Schumer Calls For Investigation of DOJ Involvement in Stone Sentencing
WASHINGTON – Senate Minority Leader Chuck Schumer asked the Justice Department’s inspector general to investigate the department’s interference in the sentencing of former Trump insider Roger Stone.
Schumer sent his written request to Inspector General Michael Horowitz after a key prosecutor resigned and another withdrew from the case following the Justice Department’s intervention in their sentencing recommendation.
Federal prosecutors in Washington asked U.S. District Judge Amy Berman Jackson late Monday to sentence Stone to seven to nine years in prison for trying to sabotage a congressional investigation that threatened Trump.
President Trump himself responded to the recommendation on Twitter, calling it “horrible and very unfair” and a “miscarriage of justice.”
Shortly thereafter, Justice Department officials said they would overrule the prosecutors and recommend a more lenient sentence.
Speaking at the White House Tuesday afternoon Trump said he had no direct conversations with the Justice Department about the matter.

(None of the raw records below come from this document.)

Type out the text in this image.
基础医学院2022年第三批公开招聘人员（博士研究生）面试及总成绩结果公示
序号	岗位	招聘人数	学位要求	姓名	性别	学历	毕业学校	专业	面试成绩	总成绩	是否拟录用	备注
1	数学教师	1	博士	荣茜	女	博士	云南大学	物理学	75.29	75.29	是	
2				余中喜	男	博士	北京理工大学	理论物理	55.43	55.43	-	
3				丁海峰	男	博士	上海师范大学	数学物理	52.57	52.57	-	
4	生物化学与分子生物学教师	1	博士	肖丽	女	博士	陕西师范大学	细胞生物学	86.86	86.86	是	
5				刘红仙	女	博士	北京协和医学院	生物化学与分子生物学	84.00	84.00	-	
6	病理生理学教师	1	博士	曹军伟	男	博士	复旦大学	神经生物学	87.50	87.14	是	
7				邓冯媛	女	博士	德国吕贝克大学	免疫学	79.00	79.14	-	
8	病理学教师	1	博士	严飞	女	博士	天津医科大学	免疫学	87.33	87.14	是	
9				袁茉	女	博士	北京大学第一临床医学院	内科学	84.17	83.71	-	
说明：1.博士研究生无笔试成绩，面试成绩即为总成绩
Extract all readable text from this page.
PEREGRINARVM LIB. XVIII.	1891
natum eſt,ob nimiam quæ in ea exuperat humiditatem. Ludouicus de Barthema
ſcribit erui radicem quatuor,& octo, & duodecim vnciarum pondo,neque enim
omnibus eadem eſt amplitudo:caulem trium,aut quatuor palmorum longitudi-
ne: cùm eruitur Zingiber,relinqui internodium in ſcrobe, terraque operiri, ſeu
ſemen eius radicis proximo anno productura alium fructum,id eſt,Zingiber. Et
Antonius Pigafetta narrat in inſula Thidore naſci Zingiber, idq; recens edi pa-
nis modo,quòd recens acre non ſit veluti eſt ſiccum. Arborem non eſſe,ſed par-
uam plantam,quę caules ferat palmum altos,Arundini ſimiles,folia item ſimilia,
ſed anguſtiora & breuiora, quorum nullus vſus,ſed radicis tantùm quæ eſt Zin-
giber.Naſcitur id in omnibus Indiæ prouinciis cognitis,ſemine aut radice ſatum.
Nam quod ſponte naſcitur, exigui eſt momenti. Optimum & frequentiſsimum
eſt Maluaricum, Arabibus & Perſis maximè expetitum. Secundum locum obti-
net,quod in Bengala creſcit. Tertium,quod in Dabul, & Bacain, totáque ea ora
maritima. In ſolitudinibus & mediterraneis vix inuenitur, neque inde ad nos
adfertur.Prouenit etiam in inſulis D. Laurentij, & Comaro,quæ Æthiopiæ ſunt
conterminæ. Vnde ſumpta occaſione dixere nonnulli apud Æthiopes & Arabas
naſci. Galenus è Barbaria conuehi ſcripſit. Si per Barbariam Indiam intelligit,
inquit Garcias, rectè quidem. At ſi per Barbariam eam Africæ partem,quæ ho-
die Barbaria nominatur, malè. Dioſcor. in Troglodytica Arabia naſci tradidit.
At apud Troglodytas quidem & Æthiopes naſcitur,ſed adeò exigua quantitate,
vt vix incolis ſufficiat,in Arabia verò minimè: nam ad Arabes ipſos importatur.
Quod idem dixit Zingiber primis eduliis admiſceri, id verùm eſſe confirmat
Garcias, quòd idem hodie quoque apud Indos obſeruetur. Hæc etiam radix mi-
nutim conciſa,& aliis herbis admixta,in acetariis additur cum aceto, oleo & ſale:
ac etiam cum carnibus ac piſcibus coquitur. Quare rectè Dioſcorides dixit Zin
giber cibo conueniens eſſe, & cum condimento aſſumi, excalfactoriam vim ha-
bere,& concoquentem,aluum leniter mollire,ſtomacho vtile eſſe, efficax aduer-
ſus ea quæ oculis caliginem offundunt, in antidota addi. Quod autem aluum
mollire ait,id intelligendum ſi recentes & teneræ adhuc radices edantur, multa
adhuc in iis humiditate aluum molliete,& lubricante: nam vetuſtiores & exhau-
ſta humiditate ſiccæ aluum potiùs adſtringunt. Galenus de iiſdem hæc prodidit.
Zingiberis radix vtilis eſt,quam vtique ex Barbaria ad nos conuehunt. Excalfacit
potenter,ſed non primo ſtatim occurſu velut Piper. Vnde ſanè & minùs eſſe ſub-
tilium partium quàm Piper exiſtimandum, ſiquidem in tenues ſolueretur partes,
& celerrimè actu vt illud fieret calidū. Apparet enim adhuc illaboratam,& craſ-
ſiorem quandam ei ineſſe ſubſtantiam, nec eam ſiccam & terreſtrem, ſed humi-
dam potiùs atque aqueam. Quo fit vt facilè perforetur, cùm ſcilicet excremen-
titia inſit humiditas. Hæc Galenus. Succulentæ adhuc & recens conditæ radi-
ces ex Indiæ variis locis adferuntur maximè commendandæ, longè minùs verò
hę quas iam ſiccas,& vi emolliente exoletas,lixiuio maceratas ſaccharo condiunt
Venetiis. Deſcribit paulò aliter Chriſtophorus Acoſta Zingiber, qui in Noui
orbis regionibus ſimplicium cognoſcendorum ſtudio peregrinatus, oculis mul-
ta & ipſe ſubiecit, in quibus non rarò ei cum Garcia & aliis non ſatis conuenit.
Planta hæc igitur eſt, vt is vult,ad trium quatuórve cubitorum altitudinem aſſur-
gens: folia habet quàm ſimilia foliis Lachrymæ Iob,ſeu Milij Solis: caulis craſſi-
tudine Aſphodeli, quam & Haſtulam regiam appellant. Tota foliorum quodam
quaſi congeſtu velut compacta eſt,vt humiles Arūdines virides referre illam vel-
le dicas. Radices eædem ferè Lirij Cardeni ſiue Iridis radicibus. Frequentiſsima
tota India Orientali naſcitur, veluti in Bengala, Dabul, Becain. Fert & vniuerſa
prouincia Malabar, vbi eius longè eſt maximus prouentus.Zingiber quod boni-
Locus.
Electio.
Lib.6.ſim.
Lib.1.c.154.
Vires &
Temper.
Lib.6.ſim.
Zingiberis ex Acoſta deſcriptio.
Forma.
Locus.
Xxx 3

The Justice Department said the decision to shorten the sentencing recommendation was made Monday night — before Trump’s tweet — and also said prosecutors had not spoken to the White House about it.

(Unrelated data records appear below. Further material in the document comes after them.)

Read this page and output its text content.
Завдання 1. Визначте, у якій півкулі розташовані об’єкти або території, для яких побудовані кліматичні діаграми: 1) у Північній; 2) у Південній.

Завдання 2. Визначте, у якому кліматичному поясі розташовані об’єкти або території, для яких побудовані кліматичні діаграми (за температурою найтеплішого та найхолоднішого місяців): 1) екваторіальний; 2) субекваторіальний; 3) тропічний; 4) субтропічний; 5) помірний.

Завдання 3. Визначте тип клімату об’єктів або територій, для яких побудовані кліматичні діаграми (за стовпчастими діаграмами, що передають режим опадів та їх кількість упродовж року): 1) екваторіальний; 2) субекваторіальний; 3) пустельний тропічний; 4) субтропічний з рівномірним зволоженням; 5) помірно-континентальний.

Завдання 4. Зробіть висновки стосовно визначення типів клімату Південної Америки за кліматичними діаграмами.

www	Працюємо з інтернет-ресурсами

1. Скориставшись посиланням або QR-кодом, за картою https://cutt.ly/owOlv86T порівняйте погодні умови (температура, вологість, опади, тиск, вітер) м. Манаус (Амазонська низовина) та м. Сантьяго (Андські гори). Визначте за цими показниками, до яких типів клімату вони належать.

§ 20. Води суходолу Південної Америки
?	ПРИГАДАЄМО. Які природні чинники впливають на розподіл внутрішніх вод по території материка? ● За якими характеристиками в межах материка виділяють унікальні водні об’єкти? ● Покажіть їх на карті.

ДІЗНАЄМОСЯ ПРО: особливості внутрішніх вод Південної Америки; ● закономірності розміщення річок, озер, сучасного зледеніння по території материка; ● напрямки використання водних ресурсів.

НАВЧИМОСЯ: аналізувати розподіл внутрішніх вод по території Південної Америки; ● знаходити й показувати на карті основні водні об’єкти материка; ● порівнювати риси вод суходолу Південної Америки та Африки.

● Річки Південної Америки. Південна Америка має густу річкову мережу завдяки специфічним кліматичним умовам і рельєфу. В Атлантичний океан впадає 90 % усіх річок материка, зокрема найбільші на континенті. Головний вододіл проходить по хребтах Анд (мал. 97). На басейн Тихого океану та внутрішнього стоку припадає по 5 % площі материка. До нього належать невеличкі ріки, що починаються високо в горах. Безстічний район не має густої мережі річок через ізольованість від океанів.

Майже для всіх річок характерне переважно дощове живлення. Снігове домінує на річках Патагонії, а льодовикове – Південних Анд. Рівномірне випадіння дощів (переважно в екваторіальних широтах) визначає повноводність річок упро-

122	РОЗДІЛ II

In his letter to Horowitz, Schumer said the “situation” he’s been reading about in the press “has all the indicia of improper political interference in a criminal prosecution.”
“I therefore request that you immediately investigate this matter to determine how and why the Stone sentencing recommendations were countermanded, which Justice Department officials made this decision, and which White House officials were involved,” he wrote.
It is extremely rare for Justice Department leaders to reverse the decision of its own prosecutors on a sentencing recommendation, particularly after that recommendation has been submitted to the court.
Schumer suggested the move raised questions about political interference and whether Trump’s views hold unusual sway over the Justice Department, which is meant to operate independently of the White House in criminal investigations and prosecutions.
“The American people must have confidence that justice in this country is dispensed impartially,” he wrote. “That confidence cannot be sustained if the president or his political appointees are permitted to interfere in prosecution and sentencing recommendations in order to protect their friends and associates. I urge you to conduct an expedited review of this urgent matter and issue a public report with your findings and recommendations as soon as possible.”